What is more taboo than a woman who is repulsed by her own child? This is the genius of ゛We Need to Talk About Kevin゛, a remarkable novel from Lionel Shriver (a former literary critic for this paper), which considers the life of a reluctant mother after her teenage son commits mass murder. The story unfurls as a stream of letters from Eva Khatchadourian to her husband as she retraces the steps of their lives together - the happy marriage that morphs into a toxic family, and the haunting event that casts everything in shadow. Yet even as Eva recounts evidence of her son's malevolence at a young age, the reader is left with a galling question: would Kevin have fared better if his mother loved him more?
It takes courage to adapt an epistolary novel for the screen, particularly one as psychologically complex as this one. Yet Lynne Ramsay's film of the same name, starring Tilda Swinton as Eva, is excellent. The gift of this version is its visual rendering of Eva's claustrophobic thoughts. With a minimalist screenplay written with Rory Kinnear, Ms Ramsay translates Eva's clot of dark and messy words into a collage of evocative and mostly wordless scenes. These vignettes shift from the present - Eva living as a social pariah, a husk of her former self - to the past, and are jumbled with non-chronology of memory. As in the book, Kevin's big, violent moment is left until the end, but the bloody fact of it infects everything that comes before.
Still, something is lost in witnessing Kevin in the flesh instead of through Eva's unrealiable recollections. In the novel, Eva perceives her son's cruelty from the start, though it goes unseen by his doting father Franklin (played here by John C. Reilly everyone's favourite pushover). Onscreen, Kevin is quite obviously malicious, first as a nasty little boy and then as a spiteful, ink-eyed teenager. As the latter Kevin, Ezra Miller seethes with ruthlessness, his face impenetrable. Yet he is also distractingly attractive, with cheekbones any starlet would covet, making him an awkward choice for such an enigmatic role.
This is not a problem that affects Ms Swinton, who carries this film.
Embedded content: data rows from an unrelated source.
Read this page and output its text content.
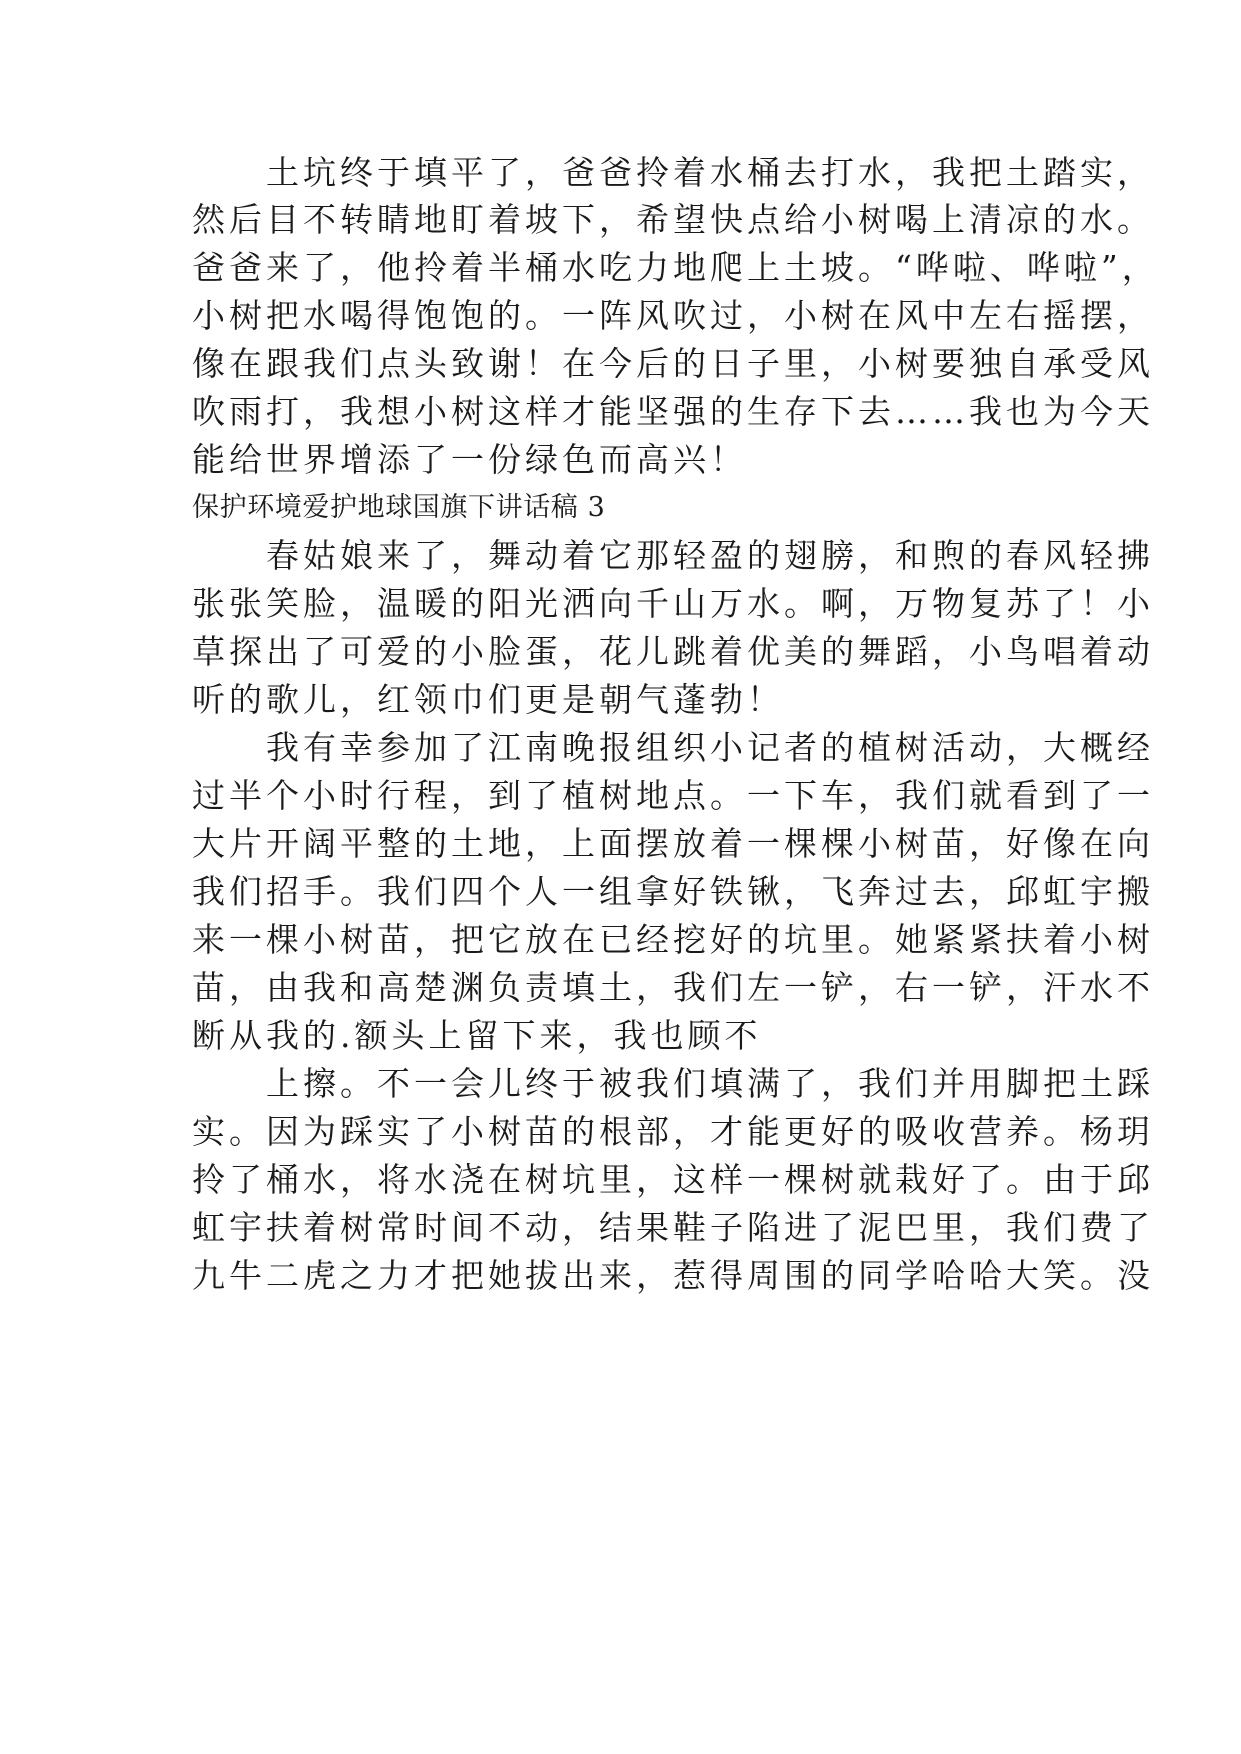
　　土坑终于填平了，爸爸拎着水桶去打水，我把土踏实，

然后目不转睛地盯着坡下，希望快点给小树喝上清凉的水。

爸爸来了，他拎着半桶水吃力地爬上土坡。“哗啦、哗啦”，

小树把水喝得饱饱的。一阵风吹过，小树在风中左右摇摆，

像在跟我们点头致谢！在今后的日子里，小树要独自承受风

吹雨打，我想小树这样才能坚强的生存下去……我也为今天

能给世界增添了一份绿色而高兴！

保护环境爱护地球国旗下讲话稿 3

　　春姑娘来了，舞动着它那轻盈的翅膀，和煦的春风轻拂

张张笑脸，温暖的阳光洒向千山万水。啊，万物复苏了！小

草探出了可爱的小脸蛋，花儿跳着优美的舞蹈，小鸟唱着动

听的歌儿，红领巾们更是朝气蓬勃！

　　我有幸参加了江南晚报组织小记者的植树活动，大概经

过半个小时行程，到了植树地点。一下车，我们就看到了一

大片开阔平整的土地，上面摆放着一棵棵小树苗，好像在向

我们招手。我们四个人一组拿好铁锹，飞奔过去，邱虹宇搬

来一棵小树苗，把它放在已经挖好的坑里。她紧紧扶着小树

苗，由我和高楚渊负责填土，我们左一铲，右一铲，汗水不

断从我的.额头上留下来，我也顾不

　　上擦。不一会儿终于被我们填满了，我们并用脚把土踩

实。因为踩实了小树苗的根部，才能更好的吸收营养。杨玥

拎了桶水，将水浇在树坑里，这样一棵树就栽好了。由于邱

虹宇扶着树常时间不动，结果鞋子陷进了泥巴里，我们费了

九牛二虎之力才把她拔出来，惹得周围的同学哈哈大笑。没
Not unlike a praying mantis, her odd and otherworldly beauty takes time to notice. Her face, powerful in its spareness, register emotion with subtle ticks and readjustments. As Eva, she conveys the desolution of life made meaningless, first by the lonely challenges of motherhood, then by tragedy. Driving in her car to the chirpy strains of Buddy Holly's ゛Every day seems a little longer゛, her ghost-eyed stare keeps us locked in her nightmare.